New America Media
by Viji Sundaram
One in nine eligible California voters speaks only limited English, and many of them don’t know what help and services are available to them in the electoral process, according to a new report released by The Greenlining Institute last week.
In California, the voter registration and turnout rates of Asians and Latinos continue to lag behind whites and African Americans. While 72 percent of whites reported being registered to vote in 2012, only 69 percent of blacks, 58 percent of Asians and 57 percent of Latinos were registered.
Language access plays a role in this, with large numbers of Asians and Latinos being LEP, say Greenlining researchers. Since 2008, voter registration forms have asked the voters’ preferred language for election materials, but this mechanism clearly failed to reach a great many LEP voters, researchers found.

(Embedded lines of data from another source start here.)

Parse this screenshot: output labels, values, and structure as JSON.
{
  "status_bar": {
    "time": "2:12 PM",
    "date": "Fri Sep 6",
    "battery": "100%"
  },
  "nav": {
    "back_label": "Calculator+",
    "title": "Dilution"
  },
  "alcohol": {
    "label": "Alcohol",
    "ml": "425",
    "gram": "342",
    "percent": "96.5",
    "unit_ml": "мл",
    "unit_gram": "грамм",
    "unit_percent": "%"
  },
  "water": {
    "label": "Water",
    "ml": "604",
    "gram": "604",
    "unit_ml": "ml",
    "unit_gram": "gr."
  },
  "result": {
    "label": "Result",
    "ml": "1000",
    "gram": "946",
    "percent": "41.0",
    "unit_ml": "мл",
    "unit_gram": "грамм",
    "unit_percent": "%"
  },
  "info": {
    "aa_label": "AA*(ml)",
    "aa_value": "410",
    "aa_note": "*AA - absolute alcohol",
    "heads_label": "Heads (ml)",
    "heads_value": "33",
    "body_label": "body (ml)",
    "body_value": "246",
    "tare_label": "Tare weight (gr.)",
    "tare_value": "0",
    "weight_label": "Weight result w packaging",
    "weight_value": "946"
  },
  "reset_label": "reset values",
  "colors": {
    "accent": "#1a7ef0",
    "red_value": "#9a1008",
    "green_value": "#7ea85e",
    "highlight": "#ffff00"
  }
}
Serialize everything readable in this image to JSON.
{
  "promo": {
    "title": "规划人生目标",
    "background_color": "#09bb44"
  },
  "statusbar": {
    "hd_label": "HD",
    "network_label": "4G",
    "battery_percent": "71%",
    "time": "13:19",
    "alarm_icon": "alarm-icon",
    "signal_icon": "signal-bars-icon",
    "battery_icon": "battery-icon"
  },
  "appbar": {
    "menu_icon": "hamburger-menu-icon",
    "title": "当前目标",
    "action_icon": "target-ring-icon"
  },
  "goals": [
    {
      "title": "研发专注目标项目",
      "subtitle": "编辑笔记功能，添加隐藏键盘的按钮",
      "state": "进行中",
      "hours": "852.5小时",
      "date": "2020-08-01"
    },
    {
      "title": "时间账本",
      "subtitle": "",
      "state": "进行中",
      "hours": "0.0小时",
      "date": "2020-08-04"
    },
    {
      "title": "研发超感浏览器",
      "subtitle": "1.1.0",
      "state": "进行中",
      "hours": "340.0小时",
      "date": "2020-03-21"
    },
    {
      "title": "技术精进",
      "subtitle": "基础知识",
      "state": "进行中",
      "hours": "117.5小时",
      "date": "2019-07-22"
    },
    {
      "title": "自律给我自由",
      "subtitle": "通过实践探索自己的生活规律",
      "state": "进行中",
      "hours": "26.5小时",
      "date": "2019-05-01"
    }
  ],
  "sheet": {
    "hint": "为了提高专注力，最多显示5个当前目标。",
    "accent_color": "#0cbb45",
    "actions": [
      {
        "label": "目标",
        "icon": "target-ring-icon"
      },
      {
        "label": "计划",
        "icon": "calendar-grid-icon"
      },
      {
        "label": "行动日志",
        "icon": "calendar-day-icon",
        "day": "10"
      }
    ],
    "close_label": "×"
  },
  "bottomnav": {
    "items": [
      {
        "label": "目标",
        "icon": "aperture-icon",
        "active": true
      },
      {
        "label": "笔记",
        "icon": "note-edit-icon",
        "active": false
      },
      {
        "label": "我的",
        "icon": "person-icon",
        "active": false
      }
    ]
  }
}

The federal Voting Rights Act requires translated ballots and other election materials be made available in as many as nine languages (depending on the limited voting population of each county) to ensure that limited English proficient (LEP) voters have equal access to the electoral process. In California, for example, assistance in all the nine languages – Spanish, Chinese, Hindi, Japanese, Korean, Khmer, Tagalog, Thai and Vietnamese – is required because of its diverse population.
But Greenlining researchers found there were significant gaps in outreach to these voters.
“California hasn’t done enough to reach the 2.6 million eligible voters who are limited-English proficient, and that may well help explain lower turnout rates among Asians and Latinos,” said report co-author Zainab Badi, Greenlining Institute Claiming Our Democracy Fellow. “For example, online voter registration has almost completely failed to reach these voters, and we simply have to do better.”
For their report, researchers spoke to bilingual poll workers, poll monitors, phone bankers and volunteers who targeted LEP voters in California. Participants said that translated voter information materials were essential, but should be less confusing and more accessible to all voters. Many said they found descriptions of ballot measures too laden with jargon that was confusing even in translation.
Few campaign ads or mailers are translated, so LEP voters miss much of the debate.
Some voters said they felt uncomfortable asking for language assistance, especially those coming from communities with a small percentage of LEP voters.
Experience has shown that when voters are provided with more information, they are more likely to come out and vote. In 2004, for instance, the U.S. Department of Justice sued San Diego County for failing to provide better assistance to Filipino voters. That resulted in the voter registration rates of Filipinos in that county increasing by 20 percent.
Researchers concluded that much more publicity and outreach are needed to ensure that voters know what language assistance is available. Counties should build partnerships with community-based groups that are best situated to address such social and cultural barriers as stigma regarding language assistance, according to the report.